Pilot Bay Smelter
Adjacent to the west side of Pilot Bay Park and accessible by the same road south from Kootenay Landing, is the Pilot Bay Smelter—wikimapia shows the location of the smelter.
As decommissioned industrial sites go, the smelter at Pilot Bay is quite mild: a few acres of red sands, a bit of old machinery, and two chimneys. The smelter, itself, has not operated for a long time. It was built in 1895 to smelt ore from Riondel, but operated for less than a year. For a history of it visit the site about the Crow’s Nest Highway
This is an Alex J. Garner painting (circa 1975, private collection) of the Pilot Bay Smelter in 1896. It is based on a photograph, a copy of which is in the BC Archives. The view is from the townsite looking to the northwest.

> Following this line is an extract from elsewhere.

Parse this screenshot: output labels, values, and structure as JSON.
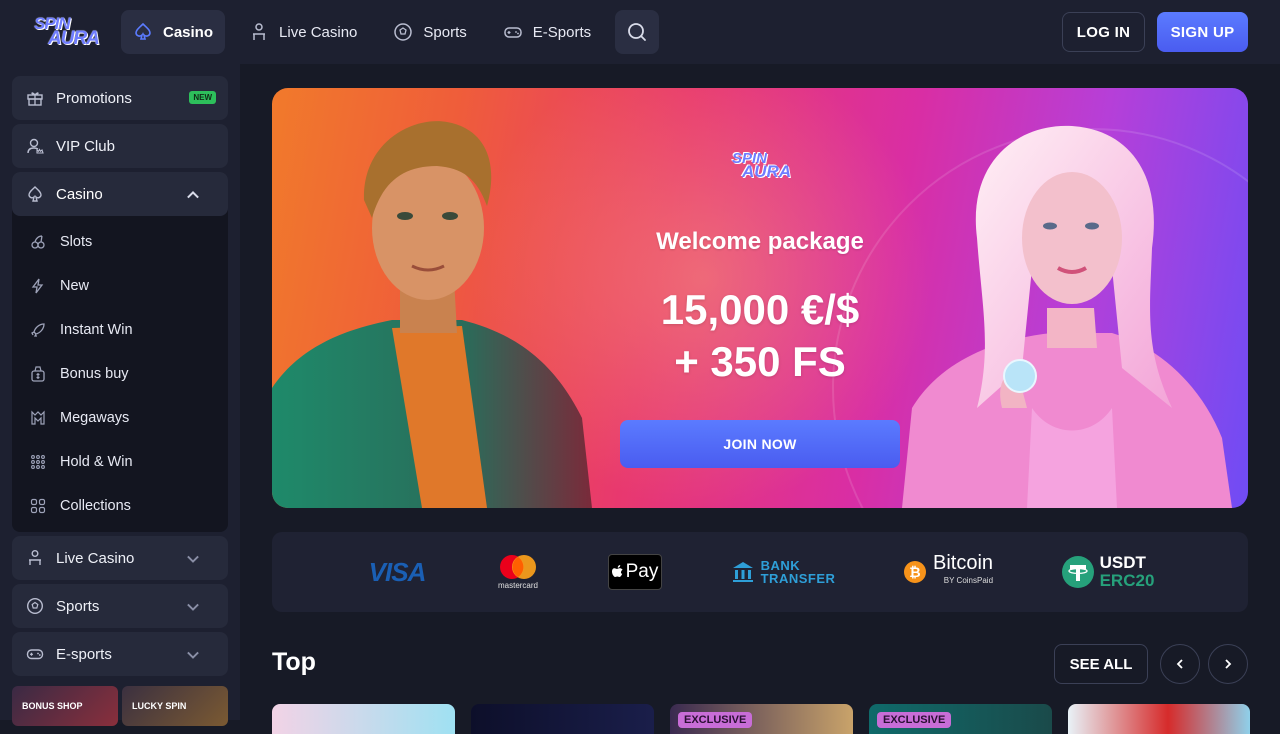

A panorama of the smelter site looking to the south and west. Except for the two chimneys (one barely visible in the trees on the left), some foundations, and a few scraps of machinery, little is left but tailings.
Derelict machinery on the smelter site.
The plate reads: Chicago Iron Works.
A view of smelter site from the old townsite shows the two chimneys—one is behind the tree to the left of the other.
This little yellow salsify suggests that the site is not all barren tailings. There were even some wild orchids in the vicinity.